Olivia Zubrowski: The Mask


       That house had a large family, five children and two parents. The downstairs was neat and hardly ever occupied. There were many darkly painted rooms upstairs, mess trailing between them: clothes, pens, hairpins, shoes, towels, books. Many small, ornate side tables cluttered the hallway, each with an unusual altar, like the one next to the youngest girl’s room: geodes surrounded by patterns in paper clips and a small picture of someone’s great-grandmother. There were many skylights, though the light never seemed to make it into the house. The gloom stayed, like a sixth person.
            One day, the oldest child–a son ten years older than the oldest of the five sisters–died. No one knew about him until they saw his obituary in the paper.

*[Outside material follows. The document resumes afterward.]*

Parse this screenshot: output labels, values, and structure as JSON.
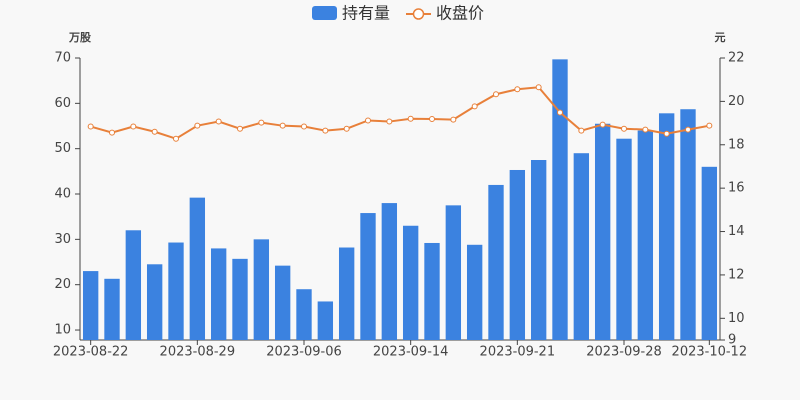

The night they were told of his death, two of the sisters went out into the high spumes of grass behind the house. The sky was the white of mid-afternoon: the moon and sun were both risen and three-quarters full. No one was out, there were no birds or crickets. There were high cirrus clouds spreading like intercostal muscles across the sky.
       The two sisters made their way to the back of the yard where there was a grove of tall trees. Within, a large metal oval was staked in the grass. The body was painted a thick white, an eyeless mask, pebbled like cold skin. Glistening arms reached out of the head, six sharpened insect legs that shimmied in quicksilver whenever the wind brushed by. White roots twined around the dark anchor thrust into the clay earth. These blank belly-eyes had haunted the house their entire lives.
        When they went back inside, they began to forget the brother’s name. The parents were busy, running after the two youngest children. The middle children went to school; the oldest sister worked. Small artifacts began to disappear: a broken plastic comb, dead batteries, eggshells, used tissues, the vertebrae from torn out pages of notebook paper. No one knew who was taking them, no one could remember to remember.
        In the winter, the oldest sister was running late for work. Her fingers slipped repeatedly on the last hook of her bootlaces. The knot slumped. Was it Jesse? John? Ja-? she said to herself, as she clattered down the stairs. Her hands swept over her face in the hallway mirror before she saw her reflection. She snatched at the coat rack and ran out the front door, the mirror catching the clawing angles of her elbows as she slid on her coat. A strange blue snake swallowing a hand above the evening snow.